Bleu de Prusse, c’est le titre du plus récent ouvrage de Philip Kerr, paru chez Seuil. Ce nouveau roman du célèbre Britannique met en scène son inspecteur habituel, le kommissar Bernie Gunther.
L’histoire se déroule en deux temps. D’abord en pleine guerre froide, alors qu’on impose à Gunther une mission qu’il se refuse à accomplir et qui le poussera à la fuite. Ensuite, ou devrait-on dire, auparavant, en 1939, juste avant qu’Hitler n’envahisse la Pologne, au moment où Gunther est dépêché en pleine montagne, dans un des repaires du tyran, pour enquêter sur un meurtre.
Malgré quelques petites longueurs et un soupçon d’invraisemblance, les lecteurs qui appréciaient déjà le personnage de l’inspecteur irrévérencieux seront comblés. Beau parleur, séducteur, désabusé, rusé et brillant à souhait, Gunther n’hésite pas à fouiller là où on ne veut pas le laisser pénétrer. Il sait créer les alliances nécessaires à sa survie ou à sa mission, ce qui revient souvent au même. L’auteur utilise à bon escient les connaissances naissantes, pour l’époque, de la science médico-légale, et décrit très bien les luttes de pouvoir qui ont pu exister au sein même des plus hautes instances de l’organisation nazie. On nous apprend aussi de savoureux et impressionnants détails sur les lubies et les obsessions du führer, comme le titanesque et impérial salon de thé qu’Hitler a fait construire au milieu de nulle part, mais face à un magnifique paysage.

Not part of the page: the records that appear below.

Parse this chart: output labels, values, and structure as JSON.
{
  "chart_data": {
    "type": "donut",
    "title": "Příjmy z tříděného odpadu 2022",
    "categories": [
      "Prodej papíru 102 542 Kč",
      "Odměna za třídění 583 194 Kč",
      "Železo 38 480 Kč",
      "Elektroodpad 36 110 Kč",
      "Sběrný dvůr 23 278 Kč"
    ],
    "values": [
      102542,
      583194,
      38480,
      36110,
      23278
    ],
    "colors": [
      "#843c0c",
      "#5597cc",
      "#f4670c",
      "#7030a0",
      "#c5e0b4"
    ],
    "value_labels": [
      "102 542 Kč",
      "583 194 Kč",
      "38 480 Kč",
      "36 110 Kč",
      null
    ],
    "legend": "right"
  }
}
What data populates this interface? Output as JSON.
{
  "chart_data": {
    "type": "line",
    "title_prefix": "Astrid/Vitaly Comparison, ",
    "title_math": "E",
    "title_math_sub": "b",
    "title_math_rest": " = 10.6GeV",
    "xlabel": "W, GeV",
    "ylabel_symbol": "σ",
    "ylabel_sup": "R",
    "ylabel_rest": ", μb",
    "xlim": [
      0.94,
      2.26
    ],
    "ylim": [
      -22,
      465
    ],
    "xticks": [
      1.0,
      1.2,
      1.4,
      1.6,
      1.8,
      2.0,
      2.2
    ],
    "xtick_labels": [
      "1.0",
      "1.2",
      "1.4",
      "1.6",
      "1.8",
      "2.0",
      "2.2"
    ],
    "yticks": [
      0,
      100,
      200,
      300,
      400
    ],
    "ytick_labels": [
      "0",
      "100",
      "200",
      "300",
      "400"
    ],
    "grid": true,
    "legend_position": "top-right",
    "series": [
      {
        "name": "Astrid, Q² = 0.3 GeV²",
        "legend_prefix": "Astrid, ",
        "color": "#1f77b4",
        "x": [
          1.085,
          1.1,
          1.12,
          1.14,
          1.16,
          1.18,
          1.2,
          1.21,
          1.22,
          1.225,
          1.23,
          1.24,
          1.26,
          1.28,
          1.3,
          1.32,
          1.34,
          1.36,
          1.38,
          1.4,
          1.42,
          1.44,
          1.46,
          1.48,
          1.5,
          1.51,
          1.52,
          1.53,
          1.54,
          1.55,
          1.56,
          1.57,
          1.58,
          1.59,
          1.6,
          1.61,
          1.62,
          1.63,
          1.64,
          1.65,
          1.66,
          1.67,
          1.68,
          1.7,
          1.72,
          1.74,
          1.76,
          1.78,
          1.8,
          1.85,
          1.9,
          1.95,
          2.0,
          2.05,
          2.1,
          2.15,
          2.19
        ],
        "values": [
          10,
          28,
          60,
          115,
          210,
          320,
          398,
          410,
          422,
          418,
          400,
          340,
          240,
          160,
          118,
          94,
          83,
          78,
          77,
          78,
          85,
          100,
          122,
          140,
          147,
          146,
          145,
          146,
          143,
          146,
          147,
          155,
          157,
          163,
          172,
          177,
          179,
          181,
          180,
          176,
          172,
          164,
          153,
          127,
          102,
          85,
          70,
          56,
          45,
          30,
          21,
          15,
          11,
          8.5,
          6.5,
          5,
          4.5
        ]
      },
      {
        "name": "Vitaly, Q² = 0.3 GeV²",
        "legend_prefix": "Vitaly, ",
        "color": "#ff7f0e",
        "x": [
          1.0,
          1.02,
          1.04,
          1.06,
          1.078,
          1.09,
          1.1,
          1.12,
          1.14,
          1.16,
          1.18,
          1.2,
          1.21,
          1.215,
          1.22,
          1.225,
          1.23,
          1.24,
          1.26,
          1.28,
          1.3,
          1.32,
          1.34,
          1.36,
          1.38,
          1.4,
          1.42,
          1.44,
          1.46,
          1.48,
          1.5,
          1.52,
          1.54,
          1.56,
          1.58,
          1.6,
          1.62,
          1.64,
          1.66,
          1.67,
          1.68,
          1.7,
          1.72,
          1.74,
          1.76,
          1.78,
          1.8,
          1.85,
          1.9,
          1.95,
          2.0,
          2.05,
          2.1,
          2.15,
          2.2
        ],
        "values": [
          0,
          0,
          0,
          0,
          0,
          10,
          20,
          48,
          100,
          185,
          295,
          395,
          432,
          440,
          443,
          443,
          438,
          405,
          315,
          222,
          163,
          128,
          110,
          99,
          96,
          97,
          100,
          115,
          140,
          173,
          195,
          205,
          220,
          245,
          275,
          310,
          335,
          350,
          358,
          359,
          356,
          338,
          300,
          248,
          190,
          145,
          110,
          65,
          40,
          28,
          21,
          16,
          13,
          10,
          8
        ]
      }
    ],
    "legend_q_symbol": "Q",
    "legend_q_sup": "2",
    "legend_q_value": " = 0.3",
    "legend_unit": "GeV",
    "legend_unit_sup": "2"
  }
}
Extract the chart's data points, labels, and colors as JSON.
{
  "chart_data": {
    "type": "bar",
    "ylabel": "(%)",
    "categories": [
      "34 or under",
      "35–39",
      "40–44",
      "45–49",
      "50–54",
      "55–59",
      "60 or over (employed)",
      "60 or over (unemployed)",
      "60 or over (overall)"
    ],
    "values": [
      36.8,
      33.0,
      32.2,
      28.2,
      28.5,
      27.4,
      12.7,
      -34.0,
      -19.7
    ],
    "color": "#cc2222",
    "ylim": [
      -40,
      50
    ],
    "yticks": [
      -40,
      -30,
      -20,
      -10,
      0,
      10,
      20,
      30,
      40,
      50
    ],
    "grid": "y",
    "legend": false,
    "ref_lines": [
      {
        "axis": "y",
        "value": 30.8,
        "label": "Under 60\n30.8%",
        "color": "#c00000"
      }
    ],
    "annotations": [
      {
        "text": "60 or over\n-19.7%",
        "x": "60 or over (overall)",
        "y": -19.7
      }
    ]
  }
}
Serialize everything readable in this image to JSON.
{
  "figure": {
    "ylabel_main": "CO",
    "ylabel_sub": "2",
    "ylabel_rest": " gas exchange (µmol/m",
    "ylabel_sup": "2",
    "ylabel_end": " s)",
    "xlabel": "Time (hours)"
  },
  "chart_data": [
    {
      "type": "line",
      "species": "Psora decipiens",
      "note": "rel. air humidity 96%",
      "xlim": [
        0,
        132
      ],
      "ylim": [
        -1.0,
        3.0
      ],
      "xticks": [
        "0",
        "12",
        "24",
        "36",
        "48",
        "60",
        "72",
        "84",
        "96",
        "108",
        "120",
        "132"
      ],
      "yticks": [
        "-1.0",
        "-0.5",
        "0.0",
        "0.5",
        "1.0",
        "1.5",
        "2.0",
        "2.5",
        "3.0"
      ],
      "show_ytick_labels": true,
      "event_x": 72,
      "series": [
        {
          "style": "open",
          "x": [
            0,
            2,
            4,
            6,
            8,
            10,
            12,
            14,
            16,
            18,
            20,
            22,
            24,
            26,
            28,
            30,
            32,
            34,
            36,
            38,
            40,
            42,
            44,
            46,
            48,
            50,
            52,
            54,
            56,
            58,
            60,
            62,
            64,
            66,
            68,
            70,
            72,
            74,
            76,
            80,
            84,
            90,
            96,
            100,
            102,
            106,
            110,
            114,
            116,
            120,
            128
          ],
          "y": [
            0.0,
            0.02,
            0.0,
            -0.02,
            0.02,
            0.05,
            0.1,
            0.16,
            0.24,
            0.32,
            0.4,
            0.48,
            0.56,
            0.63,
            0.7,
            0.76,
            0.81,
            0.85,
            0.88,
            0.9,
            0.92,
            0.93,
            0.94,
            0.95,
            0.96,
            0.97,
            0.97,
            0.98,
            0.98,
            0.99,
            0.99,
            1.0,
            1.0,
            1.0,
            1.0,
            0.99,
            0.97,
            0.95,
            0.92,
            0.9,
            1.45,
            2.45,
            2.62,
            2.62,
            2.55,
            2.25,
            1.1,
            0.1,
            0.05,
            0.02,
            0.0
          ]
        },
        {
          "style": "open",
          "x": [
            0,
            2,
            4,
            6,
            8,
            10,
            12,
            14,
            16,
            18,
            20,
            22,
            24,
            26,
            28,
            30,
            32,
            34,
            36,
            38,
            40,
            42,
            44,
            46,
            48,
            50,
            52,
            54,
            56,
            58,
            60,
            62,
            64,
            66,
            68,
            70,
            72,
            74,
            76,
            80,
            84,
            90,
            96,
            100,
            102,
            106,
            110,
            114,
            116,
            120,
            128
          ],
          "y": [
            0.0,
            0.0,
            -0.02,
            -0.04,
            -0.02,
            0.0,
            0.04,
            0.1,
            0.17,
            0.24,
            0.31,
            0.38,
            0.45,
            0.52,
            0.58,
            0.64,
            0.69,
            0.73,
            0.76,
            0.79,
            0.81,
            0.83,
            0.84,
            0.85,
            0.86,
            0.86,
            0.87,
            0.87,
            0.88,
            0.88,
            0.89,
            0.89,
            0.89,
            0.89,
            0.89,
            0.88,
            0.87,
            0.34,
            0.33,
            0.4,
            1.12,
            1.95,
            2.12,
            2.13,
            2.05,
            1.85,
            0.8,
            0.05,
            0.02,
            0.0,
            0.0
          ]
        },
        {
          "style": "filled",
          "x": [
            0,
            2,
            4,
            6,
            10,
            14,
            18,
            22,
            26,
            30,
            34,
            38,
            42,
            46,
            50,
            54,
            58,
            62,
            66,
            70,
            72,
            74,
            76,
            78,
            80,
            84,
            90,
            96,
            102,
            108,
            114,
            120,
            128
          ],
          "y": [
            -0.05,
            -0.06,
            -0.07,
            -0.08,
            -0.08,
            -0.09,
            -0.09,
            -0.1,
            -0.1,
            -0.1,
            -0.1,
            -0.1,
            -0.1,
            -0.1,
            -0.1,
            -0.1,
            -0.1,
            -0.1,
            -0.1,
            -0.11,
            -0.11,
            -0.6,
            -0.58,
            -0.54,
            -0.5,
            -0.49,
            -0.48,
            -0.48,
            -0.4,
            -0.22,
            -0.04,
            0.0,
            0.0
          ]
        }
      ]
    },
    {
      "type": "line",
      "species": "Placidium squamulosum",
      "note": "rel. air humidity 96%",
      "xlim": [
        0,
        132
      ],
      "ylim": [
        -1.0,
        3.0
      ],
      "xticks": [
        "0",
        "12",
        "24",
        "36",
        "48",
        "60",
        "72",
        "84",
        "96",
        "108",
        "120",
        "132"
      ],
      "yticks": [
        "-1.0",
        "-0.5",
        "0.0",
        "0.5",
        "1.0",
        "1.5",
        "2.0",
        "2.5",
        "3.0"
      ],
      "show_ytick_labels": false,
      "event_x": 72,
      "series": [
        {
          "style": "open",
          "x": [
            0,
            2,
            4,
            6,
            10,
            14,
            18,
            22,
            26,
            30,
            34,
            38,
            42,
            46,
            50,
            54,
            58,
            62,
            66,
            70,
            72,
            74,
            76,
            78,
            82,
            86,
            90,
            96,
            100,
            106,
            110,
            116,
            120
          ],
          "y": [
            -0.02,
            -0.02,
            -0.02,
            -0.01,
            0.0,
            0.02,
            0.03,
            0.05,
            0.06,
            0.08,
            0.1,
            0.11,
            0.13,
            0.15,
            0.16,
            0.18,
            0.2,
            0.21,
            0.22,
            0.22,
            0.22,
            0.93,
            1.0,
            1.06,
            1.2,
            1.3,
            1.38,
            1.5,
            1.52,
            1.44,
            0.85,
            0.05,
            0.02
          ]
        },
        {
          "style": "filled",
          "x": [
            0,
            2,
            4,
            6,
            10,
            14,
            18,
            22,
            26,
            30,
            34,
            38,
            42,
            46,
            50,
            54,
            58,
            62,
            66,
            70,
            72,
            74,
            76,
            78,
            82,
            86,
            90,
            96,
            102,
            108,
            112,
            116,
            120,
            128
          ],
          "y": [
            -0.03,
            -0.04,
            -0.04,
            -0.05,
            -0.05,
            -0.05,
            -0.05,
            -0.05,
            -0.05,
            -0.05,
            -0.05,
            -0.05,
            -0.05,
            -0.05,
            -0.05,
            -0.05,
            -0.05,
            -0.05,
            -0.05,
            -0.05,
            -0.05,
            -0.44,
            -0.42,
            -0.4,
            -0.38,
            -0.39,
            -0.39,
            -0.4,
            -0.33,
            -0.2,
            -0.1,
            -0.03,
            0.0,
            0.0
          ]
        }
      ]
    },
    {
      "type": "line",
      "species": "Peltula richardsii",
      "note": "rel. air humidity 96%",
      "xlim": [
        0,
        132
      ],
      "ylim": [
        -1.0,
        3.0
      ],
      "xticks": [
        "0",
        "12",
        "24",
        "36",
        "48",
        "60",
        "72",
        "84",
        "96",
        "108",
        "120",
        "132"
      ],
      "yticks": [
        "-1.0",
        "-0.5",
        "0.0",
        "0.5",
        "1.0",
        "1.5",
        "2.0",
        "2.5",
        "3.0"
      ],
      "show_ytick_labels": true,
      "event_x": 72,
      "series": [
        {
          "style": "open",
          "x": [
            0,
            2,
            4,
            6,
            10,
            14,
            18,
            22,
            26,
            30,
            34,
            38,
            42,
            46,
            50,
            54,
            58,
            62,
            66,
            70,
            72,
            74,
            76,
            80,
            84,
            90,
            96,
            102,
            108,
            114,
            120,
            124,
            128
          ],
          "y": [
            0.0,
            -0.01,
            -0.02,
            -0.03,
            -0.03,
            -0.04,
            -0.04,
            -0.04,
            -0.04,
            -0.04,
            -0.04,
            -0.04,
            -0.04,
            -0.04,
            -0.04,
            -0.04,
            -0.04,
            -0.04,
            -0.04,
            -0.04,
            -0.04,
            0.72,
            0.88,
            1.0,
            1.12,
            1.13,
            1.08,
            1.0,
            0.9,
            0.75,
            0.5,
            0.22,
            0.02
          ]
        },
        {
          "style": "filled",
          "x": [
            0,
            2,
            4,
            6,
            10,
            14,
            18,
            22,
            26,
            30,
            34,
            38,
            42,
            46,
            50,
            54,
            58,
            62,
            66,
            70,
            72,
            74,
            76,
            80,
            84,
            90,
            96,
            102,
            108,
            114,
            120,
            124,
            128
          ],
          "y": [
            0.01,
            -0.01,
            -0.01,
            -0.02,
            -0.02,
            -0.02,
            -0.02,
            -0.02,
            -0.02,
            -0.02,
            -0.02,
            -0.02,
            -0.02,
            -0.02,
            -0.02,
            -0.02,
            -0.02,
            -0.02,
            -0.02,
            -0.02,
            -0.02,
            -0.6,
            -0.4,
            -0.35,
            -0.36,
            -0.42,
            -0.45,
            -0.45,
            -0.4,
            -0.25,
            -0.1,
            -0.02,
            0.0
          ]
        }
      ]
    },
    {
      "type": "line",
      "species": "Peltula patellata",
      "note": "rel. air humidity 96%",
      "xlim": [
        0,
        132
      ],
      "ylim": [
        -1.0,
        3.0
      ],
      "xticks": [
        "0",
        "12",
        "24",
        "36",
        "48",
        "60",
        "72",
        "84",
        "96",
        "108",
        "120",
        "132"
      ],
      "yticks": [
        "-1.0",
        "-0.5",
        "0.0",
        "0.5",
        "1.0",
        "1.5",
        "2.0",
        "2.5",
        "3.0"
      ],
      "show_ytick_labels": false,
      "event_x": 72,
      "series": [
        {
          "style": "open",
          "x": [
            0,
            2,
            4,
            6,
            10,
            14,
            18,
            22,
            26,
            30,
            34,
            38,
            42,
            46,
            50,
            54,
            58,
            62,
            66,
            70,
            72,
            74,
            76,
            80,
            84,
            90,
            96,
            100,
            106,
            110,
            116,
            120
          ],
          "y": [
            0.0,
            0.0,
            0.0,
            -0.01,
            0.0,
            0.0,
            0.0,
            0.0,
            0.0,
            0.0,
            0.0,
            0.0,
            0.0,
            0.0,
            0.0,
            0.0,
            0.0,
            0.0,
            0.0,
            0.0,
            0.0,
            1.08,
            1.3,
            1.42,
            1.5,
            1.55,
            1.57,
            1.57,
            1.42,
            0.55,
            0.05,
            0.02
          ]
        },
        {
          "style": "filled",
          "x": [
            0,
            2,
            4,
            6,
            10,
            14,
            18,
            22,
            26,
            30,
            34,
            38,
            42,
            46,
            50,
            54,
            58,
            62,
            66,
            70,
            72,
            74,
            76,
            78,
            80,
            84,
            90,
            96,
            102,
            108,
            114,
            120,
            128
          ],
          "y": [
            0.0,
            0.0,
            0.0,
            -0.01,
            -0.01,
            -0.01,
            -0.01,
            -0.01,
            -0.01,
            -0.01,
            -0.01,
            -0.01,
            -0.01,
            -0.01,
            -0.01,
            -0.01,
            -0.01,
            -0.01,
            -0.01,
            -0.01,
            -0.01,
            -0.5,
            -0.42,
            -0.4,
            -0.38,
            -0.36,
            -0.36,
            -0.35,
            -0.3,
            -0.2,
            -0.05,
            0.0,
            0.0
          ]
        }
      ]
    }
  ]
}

À travers un roman policier très bien ficelé, Kerr nous présente surtout un fort plaidoyer contre l’hitlérisme, nous dépeignant un tyran qui ne fait confiance qu’aux Bavarois, qui agit sur ses propres terres comme un envahisseur impérial et qui, avant même le déclenchement de la guerre, est honni et surtout craint par une bonne partie de la population de son pays.
Coup double donc pour Philip Kerr: leçon d’histoire et divertissement assuré.